ClinGen Dosage Sensitivity Curation Page

CYBB

  • Curation Status: Complete

Location Information

  • Xp21.1-p11.4
  • GRCh37/hg19 chrX: 37,639,270-37,672,714
  • View: NCBI | Ensembl | UCSC
  • GRCh38/hg38 chrX: 37,780,017-37,813,461
  • View: NCBI | Ensembl | UCSC
Select assembly: (NC_000023.10) (NC_000023.11)

Haploinsufficiency phenotype comments:

Mutations in CYBB are the most common causes of chronic granulomatous disease (CGD). A large number of variants (>600) have been reported for CYBB that cause the X-linked form of CGD. A large-scale review of variation within this gene demonstrates variants ranging from single nucleotide variations to deletions of several megabases (PMID: 20729109). The majority are loss of function variants (e.g. 75% are nonsense, del/dup, splicing variants (PMID: 30716179) and about 12?15% of the mutations in CYBB result from de novo mutations ((PMID: 20729109), thus there are overwhelming case and genetic evidence supporting haploinsufficiency of CYBB. Some female carriers have been shown to manifest a disease phenotype. See GeneReviews for relevant primary literature and review, as well as a discussion of known genotype-phenotype correlations. Of note, intragenic duplications have been identified in patients with CGD, likely due to a loss of function mechanism (PMID:22924696, 22382877).

The loss-of-function and triplosensitivity ratings for genes on the X chromosome are made in the context of a male genome to account for the effects of hemizygous duplications or nullizygous deletions. In contrast, disruption of some genes on the X chromosome causes male lethality and the ratings of dosage sensitivity instead take into account the phenotype in female individuals. Factors that may affect the severity of phenotypes associated with X-linked disorders include the presence of variable copies of the X chromosome (i.e. 47,XXY or 45,X) and skewed X-inactivation in females.

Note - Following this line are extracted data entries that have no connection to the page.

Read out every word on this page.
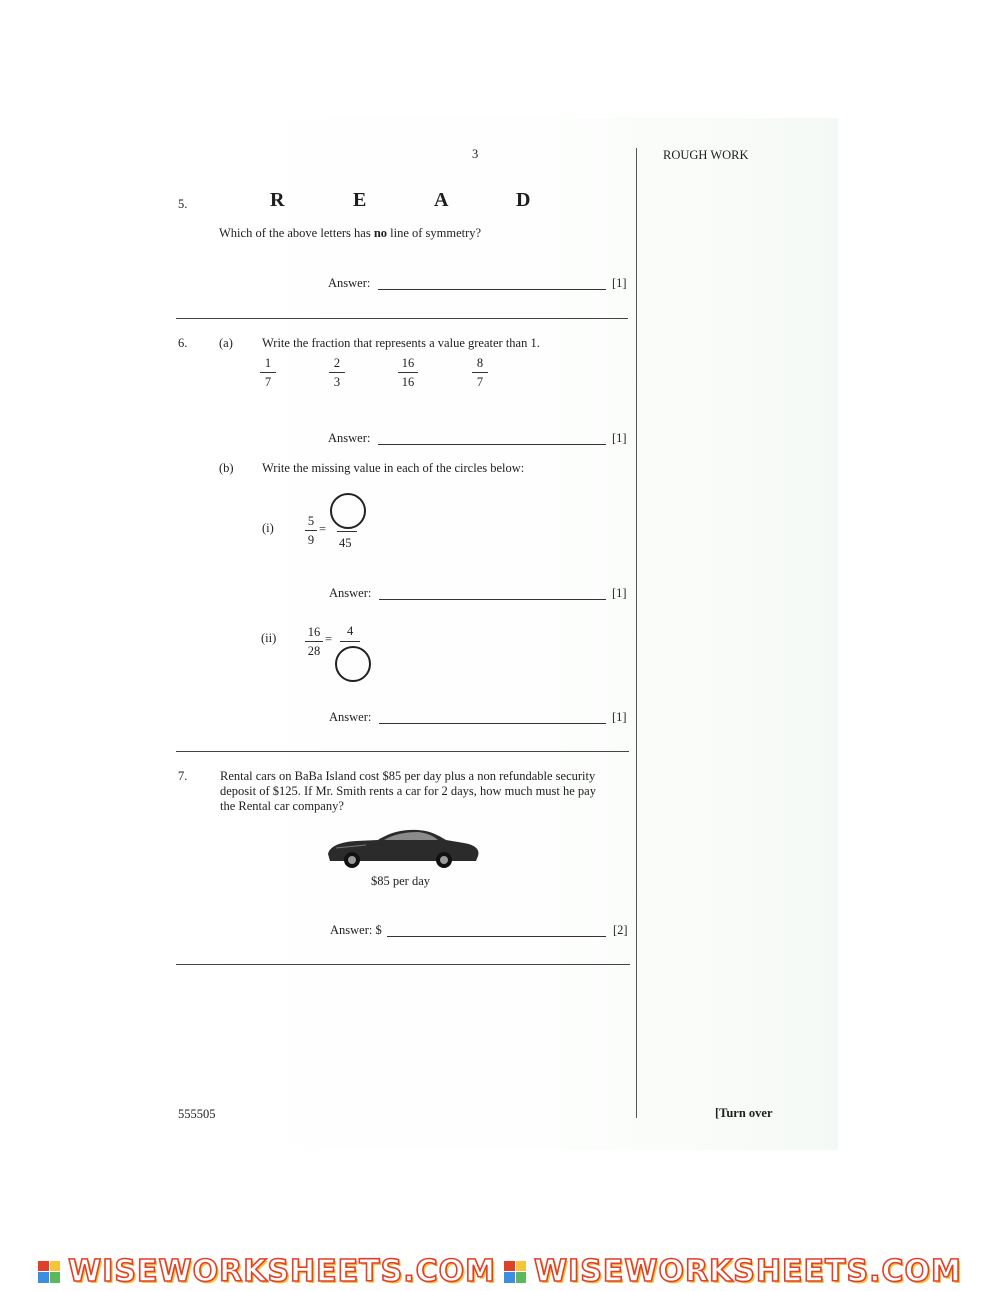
3	ROUGH WORK
5.	R	E	A	D
Which of the above letters has no line of symmetry?
Answer:	[1]
6.	(a) Write the fraction that represents a value greater than 1.
1
7
2
3
16
16
8
7
Answer:	[1]
(b) Write the missing value in each of the circles below:
(i)	5
9
=
45
Answer:	[1]
(ii)	16
28
=
4
Answer:	[1]
7.	Rental cars on BaBa Island cost $85 per day plus a non refundable security
deposit of $125. If Mr. Smith rents a car for 2 days, how much must he pay
the Rental car company?
$85 per day
Answer: $	[2]
555505	[Turn over
WISEWORKSHEETS.COM WISEWORKSHEETS.COM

  • Triplosensitivity score: 0
  • Strength of Evidence (disclaimer): No evidence for dosage pathogenicity

Triplosensitivity phenotype comment:

Focal whole gene duplications have not been reported in association with CGD or other phenotypes; however, intragenic duplications have been identified in patients with CGD, likely due to a loss of function mechanism.

The loss-of-function and triplosensitivity ratings for genes on the X chromosome are made in the context of a male genome to account for the effects of hemizygous duplications or nullizygous deletions. In contrast, disruption of some genes on the X chromosome causes male lethality and the ratings of dosage sensitivity instead take into account the phenotype in female individuals. Factors that may affect the severity of phenotypes associated with X-linked disorders include the presence of variable copies of the X chromosome (i.e. 47,XXY or 45,X) and skewed X-inactivation in females.